La porta del mondo ovale giapponese, per meglio comprenderne l'attuale situazione, l'ha aperta il suo coach, John Kirwan. L'ex All Black si trovava in Italia quel maledetto 11 marzo, quando un sisma di magnitudine 9.0 ha piegato il Giappone, causando un devastante tsunami, oltre 15 mila dispersi e aprendo una falla incolmabile nell'illuminato sistema nucleare nipponico. Un copione che si ripete, ma stavolta - lontano dalla sua Nuova Zelanda - Kirwan ha vissuto in prima persona il postterremoto. Turbato dalla tremenda furia della natura, racconta ai microfoni di un'emittente neozelandese delle dinamiche interne alla sua squadra.
"Ci sono persone che hanno perso tutto. Le famiglie di Kensuke Hatakeyama (pilone) e di Shinya Makabe (seconda linea) hanno visto le loro case completamente spazzate via, ma per fortuna sono tutti vivi. La famiglia di un altro dei nostri ha una fattoria vicino alla centrale di Fukushima, e non possono più produrre latte perché è radioattivo. É una cosa spaventosa", ha detto.
Ma i giapponesi, come i neozelandesi, sono un popolo che non molla, e così è stato anche per il rugby: nonostante la decisione fosse davvero dura da prendere, Kirwan e company hanno deciso di non cancellare gli impegni premondiali (tra cui un Test Match in Italia contro gli azzurri) e il loro ritiro preparatorio a Miyazaki, nel sud-ovest del Giappone. "Avevamo pensato di annullare tutto, ma sono state le stesse famiglie terremotate dei nostri ragazzi a farci sapere che dovevamo andare avanti e combattere. Inoltre, cancellare le attività a Miyazaki significava far perdere altri posti di lavoro alla gente del posto" ha continuato Kirwan. Un'ulteriore tegola per il paese del Sol Levante, senza contare che solo l'anno scorso la stessa zona di Miyazaki era stata colpita da un focolaio di afta epitozootica e da un'eruzione vulcanica, che avevano portato al collasso l'intera economia locale.

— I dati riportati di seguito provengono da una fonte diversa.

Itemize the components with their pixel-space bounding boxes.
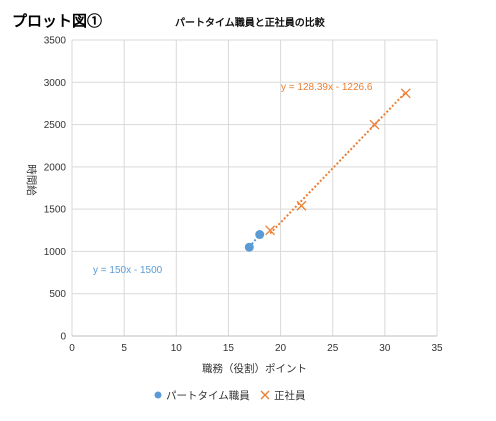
y-tick-label: 1000 <box>44 247 67 258</box>
y-axis-title: 時間給 <box>25 164 38 196</box>
trendline-series-2 <box>269 91 407 235</box>
x-tick-label: 15 <box>223 343 235 354</box>
data-point-series-2 <box>296 200 307 211</box>
legend-label-series-1: パートタイム職員 <box>166 390 250 402</box>
y-tick-label: 2000 <box>44 162 67 173</box>
data-point-series-2 <box>400 88 411 99</box>
legend-label-series-2: 正社員 <box>274 389 306 402</box>
y-tick-label: 3500 <box>44 36 67 47</box>
x-tick-label: 5 <box>121 343 127 354</box>
x-axis-title: 職務（役割）ポイント <box>202 362 307 375</box>
x-tick-label: 0 <box>69 343 75 354</box>
legend-marker-series-1 <box>154 391 162 399</box>
data-point-series-1 <box>244 242 254 252</box>
data-point-series-1 <box>255 230 265 240</box>
legend-marker-series-2 <box>260 390 270 400</box>
x-tick-label: 30 <box>379 343 391 354</box>
x-tick-label: 25 <box>327 343 339 354</box>
trendline-equation-series-1: y = 150x - 1500 <box>93 265 163 276</box>
y-tick-label: 500 <box>49 289 66 300</box>
data-point-series-2 <box>265 225 276 236</box>
y-tick-label: 0 <box>60 332 66 343</box>
trendline-equation-series-2: y = 128.39x - 1226.6 <box>281 82 373 93</box>
chart-title: パートタイム職員と正社員の比較 <box>175 18 325 29</box>
y-tick-label: 2500 <box>44 120 67 131</box>
figure-label: プロット図① <box>12 12 103 30</box>
x-tick-label: 35 <box>431 343 443 354</box>
x-tick-label: 10 <box>171 343 183 354</box>
x-tick-label: 20 <box>275 343 287 354</box>
y-tick-label: 1500 <box>44 205 67 216</box>
data-point-series-2 <box>369 119 380 130</box>
y-tick-label: 3000 <box>44 78 67 89</box>
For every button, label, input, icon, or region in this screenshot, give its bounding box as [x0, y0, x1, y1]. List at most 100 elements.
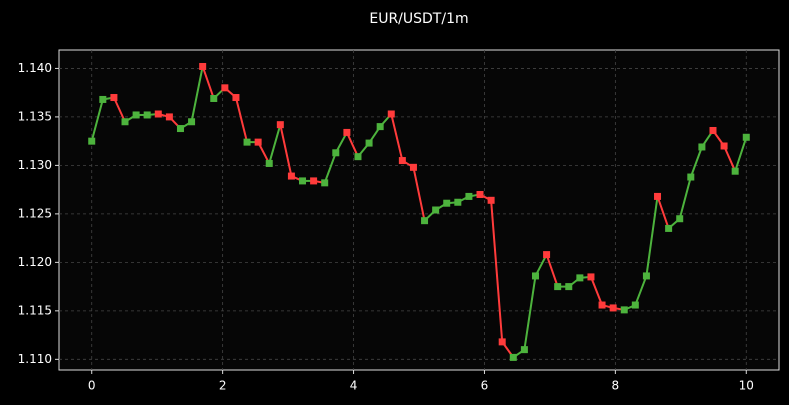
line-segment: [656, 196, 670, 229]
marker: [265, 159, 273, 167]
line-segment: [412, 167, 426, 221]
line-segment: [523, 275, 537, 350]
x-tick-label: 4: [350, 379, 358, 393]
y-tick-label: 1.140: [18, 61, 52, 75]
line-segment: [545, 254, 559, 287]
marker: [232, 94, 240, 102]
marker: [676, 215, 684, 223]
y-tick-label: 1.115: [18, 303, 52, 317]
marker: [698, 143, 706, 151]
line-segment: [634, 275, 648, 306]
marker: [299, 177, 307, 185]
marker: [620, 306, 628, 314]
marker: [709, 126, 717, 134]
marker: [188, 118, 196, 126]
marker: [554, 283, 562, 291]
marker: [631, 301, 639, 309]
marker: [287, 172, 295, 180]
line-segment: [279, 124, 293, 177]
marker: [598, 301, 606, 309]
marker: [742, 133, 750, 141]
line-segment: [113, 97, 126, 123]
marker: [543, 251, 551, 259]
y-tick-label: 1.130: [18, 158, 52, 172]
line-segment: [90, 99, 104, 142]
marker: [376, 123, 384, 131]
marker: [565, 283, 573, 291]
marker: [199, 62, 207, 70]
line-segment: [734, 136, 748, 172]
marker: [465, 192, 473, 200]
marker: [642, 272, 650, 280]
x-tick-label: 0: [88, 379, 96, 393]
marker: [498, 338, 506, 346]
marker: [321, 179, 329, 187]
line-segment: [689, 146, 703, 178]
marker: [409, 163, 417, 171]
line-segment: [390, 113, 404, 161]
plot-area: [58, 49, 780, 371]
marker: [687, 173, 695, 181]
marker: [421, 217, 429, 225]
marker: [720, 142, 728, 150]
marker: [454, 198, 462, 206]
marker: [665, 224, 673, 232]
marker: [165, 113, 173, 121]
line-segment: [190, 66, 204, 122]
marker: [276, 121, 284, 129]
line-segment: [590, 276, 603, 306]
marker: [654, 192, 662, 200]
line-segment: [345, 132, 359, 158]
marker: [254, 138, 262, 146]
marker: [143, 111, 151, 119]
marker: [387, 110, 395, 118]
marker: [587, 273, 595, 281]
marker: [210, 94, 218, 102]
y-tick-label: 1.120: [18, 255, 52, 269]
x-tick-label: 6: [481, 379, 489, 393]
line-segment: [723, 145, 737, 172]
marker: [731, 167, 739, 175]
line-segment: [257, 141, 271, 164]
x-tick-label: 8: [612, 379, 620, 393]
marker: [398, 157, 406, 165]
marker: [332, 149, 340, 157]
y-tick-label: 1.125: [18, 206, 52, 220]
marker: [443, 199, 451, 207]
line-segment: [234, 97, 249, 143]
y-tick-label: 1.110: [18, 352, 52, 366]
line-segment: [645, 196, 659, 277]
marker: [343, 128, 351, 136]
marker: [176, 125, 184, 133]
marker: [476, 190, 484, 198]
marker: [531, 272, 539, 280]
line-segment: [201, 66, 215, 99]
x-tick-label: 2: [219, 379, 227, 393]
marker: [609, 304, 617, 312]
marker: [243, 138, 251, 146]
marker: [132, 111, 140, 119]
marker: [520, 346, 528, 354]
marker: [432, 206, 440, 214]
marker: [99, 95, 107, 103]
marker: [509, 353, 517, 361]
marker: [221, 84, 229, 92]
marker: [487, 196, 495, 204]
line-segment: [323, 152, 337, 184]
x-tick-label: 10: [739, 379, 754, 393]
marker: [365, 139, 373, 147]
marker: [576, 274, 584, 282]
y-tick-label: 1.135: [18, 109, 52, 123]
marker: [154, 110, 162, 118]
line-segment: [268, 124, 282, 164]
marker: [88, 137, 96, 145]
chart-title: EUR/USDT/1m: [369, 11, 468, 27]
marker: [110, 94, 118, 102]
marker: [354, 153, 362, 161]
line-segment: [678, 176, 692, 219]
marker: [121, 118, 129, 126]
line-segment: [490, 200, 504, 342]
line-segment: [534, 254, 548, 277]
marker: [310, 177, 318, 185]
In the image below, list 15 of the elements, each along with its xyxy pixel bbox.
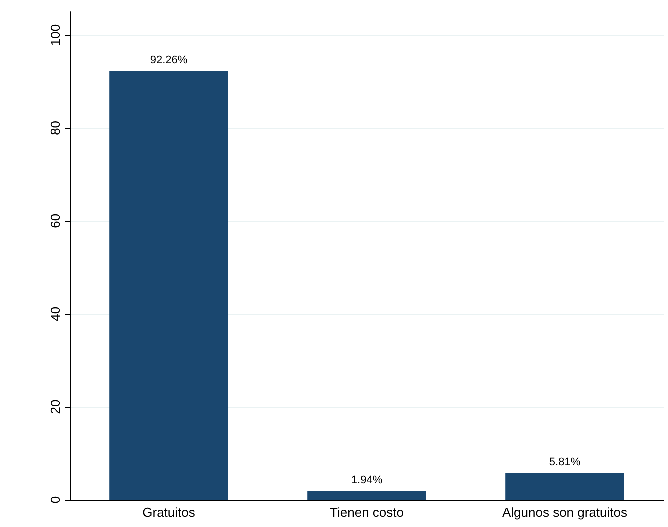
y-tick-label: 80 bbox=[48, 120, 63, 136]
y-tick-label: 60 bbox=[48, 214, 63, 228]
y-tick-label: 100 bbox=[48, 24, 63, 46]
data-label: 92.26% bbox=[150, 54, 188, 67]
y-tick-label: 20 bbox=[48, 400, 63, 414]
bar bbox=[110, 71, 228, 500]
bar bbox=[506, 472, 624, 500]
x-tick-label: Tienen costo bbox=[330, 505, 404, 520]
x-tick-label: Gratuitos bbox=[142, 505, 196, 520]
y-tick-label: 40 bbox=[48, 306, 63, 322]
y-tick-label: 0 bbox=[48, 496, 63, 504]
data-label: 1.94% bbox=[351, 474, 383, 486]
x-tick-label: Algunos son gratuitos bbox=[502, 505, 628, 520]
data-label: 5.81% bbox=[549, 456, 581, 468]
bar bbox=[308, 490, 426, 500]
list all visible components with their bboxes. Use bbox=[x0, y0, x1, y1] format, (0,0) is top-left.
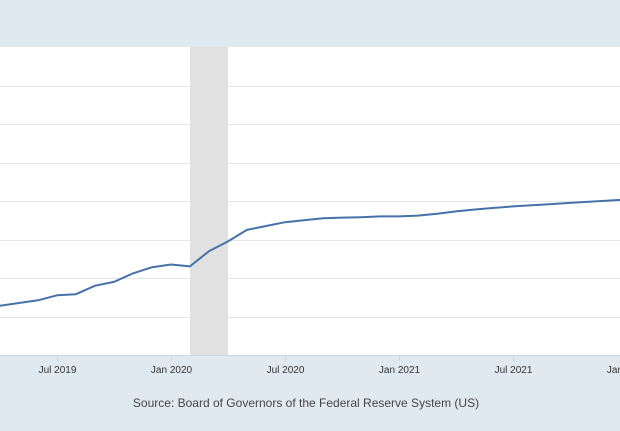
recession-shading bbox=[189, 47, 228, 355]
gridlines bbox=[0, 86, 620, 318]
x-tick-label-5: Jul 2021 bbox=[495, 365, 533, 376]
x-tick-labels: Jul 2019 Jan 2020 Jul 2020 Jan 2021 Jul 2021… bbox=[39, 355, 620, 376]
source-note: Source: Board of Governors of the Federa… bbox=[133, 396, 479, 410]
x-tick-label-1: Jul 2019 bbox=[39, 365, 77, 376]
series-line-1 bbox=[0, 198, 620, 307]
x-tick-label-2: Jan 2020 bbox=[151, 365, 193, 376]
series-lines bbox=[0, 198, 620, 307]
recession-band bbox=[189, 47, 228, 355]
x-tick-label-4: Jan 2021 bbox=[379, 365, 421, 376]
x-tick-label-6: Jan 2022 bbox=[607, 365, 620, 376]
header-band bbox=[0, 0, 620, 47]
x-tick-label-3: Jul 2020 bbox=[267, 365, 305, 376]
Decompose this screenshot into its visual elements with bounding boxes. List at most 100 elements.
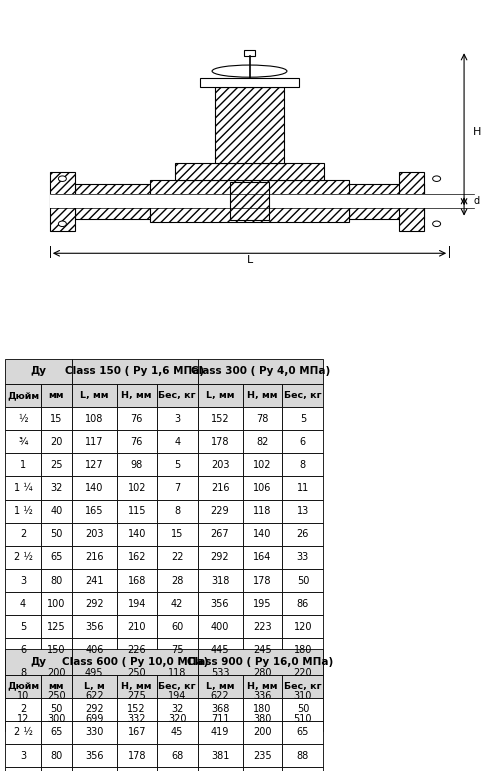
Text: d: d <box>473 197 479 206</box>
Bar <box>5 430 41 453</box>
Bar <box>157 523 198 546</box>
Bar <box>243 500 282 523</box>
Text: 250: 250 <box>47 692 66 701</box>
Bar <box>5 649 72 675</box>
Circle shape <box>433 221 441 227</box>
Bar <box>72 615 117 638</box>
Text: 7: 7 <box>174 483 180 493</box>
Text: 102: 102 <box>253 460 272 470</box>
Bar <box>72 685 117 708</box>
Bar <box>41 721 72 744</box>
Text: 1 ¼: 1 ¼ <box>13 483 32 493</box>
Text: 164: 164 <box>253 553 271 562</box>
Text: 419: 419 <box>211 728 229 737</box>
Text: L, мм: L, мм <box>206 682 235 691</box>
Circle shape <box>433 176 441 181</box>
Text: Н, мм: Н, мм <box>247 682 278 691</box>
Bar <box>72 698 117 721</box>
Text: 216: 216 <box>211 483 230 493</box>
Bar <box>243 384 282 407</box>
Text: 5: 5 <box>174 460 180 470</box>
Bar <box>282 698 323 721</box>
Bar <box>41 675 72 698</box>
Text: мм: мм <box>48 682 64 691</box>
Text: 356: 356 <box>85 751 104 760</box>
Bar <box>117 592 157 615</box>
Bar <box>157 407 198 430</box>
Bar <box>72 546 117 569</box>
Bar <box>157 500 198 523</box>
Text: 152: 152 <box>211 414 230 423</box>
Bar <box>117 523 157 546</box>
Text: 178: 178 <box>127 751 146 760</box>
Bar <box>243 430 282 453</box>
Text: ½: ½ <box>18 414 28 423</box>
Text: 45: 45 <box>171 728 183 737</box>
Bar <box>243 698 282 721</box>
Circle shape <box>58 176 66 181</box>
Bar <box>157 592 198 615</box>
Text: L, мм: L, мм <box>206 391 235 400</box>
Text: 235: 235 <box>253 751 272 760</box>
Text: 381: 381 <box>211 751 229 760</box>
Text: 78: 78 <box>256 414 268 423</box>
Bar <box>243 767 282 771</box>
Bar <box>72 407 117 430</box>
Text: 75: 75 <box>171 645 184 655</box>
Bar <box>282 662 323 685</box>
Text: 76: 76 <box>131 414 143 423</box>
Bar <box>282 615 323 638</box>
Text: 533: 533 <box>211 668 230 678</box>
Text: 140: 140 <box>85 483 103 493</box>
Text: Class 600 ( Ру 10,0 МПа): Class 600 ( Ру 10,0 МПа) <box>61 657 208 667</box>
Bar <box>198 744 243 767</box>
Text: 2 ½: 2 ½ <box>13 553 32 562</box>
Bar <box>41 546 72 569</box>
Bar <box>41 767 72 771</box>
Text: 15: 15 <box>171 530 183 539</box>
Text: 195: 195 <box>253 599 272 608</box>
Bar <box>75 183 150 219</box>
Text: 22: 22 <box>171 553 184 562</box>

Il 46enne kiwi ha poi confermato le partite di beneficenza e solidarietà a favore dei terremotati: "Stiamo cercando di pensare positivo e di promuovere iniziative e raccolte fondi attraverso il nostro sport. Questo evento drammatico per noi non dev'essere un momento di tristezza, ma una motivazione in più per fare bene, anche ai Mondiali. Impegnarci al massimo e ottenere grandi risultati è il modo migliore per ripagare la gente. É importante far vedere che la gente è unita, anche nello sport. Il popolo giapponese ha dimostrato grande coraggio, e nel loro piccolo, questi ragazzi vogliono andare in Nuova Zelanda e rappresentare in maniera più che dignitosa la loro nazione".
E la loro bella figura, i giapponesi, la stanno facendo già adesso, con la dignità e l'orgoglio tipico della gente del Sol Levante.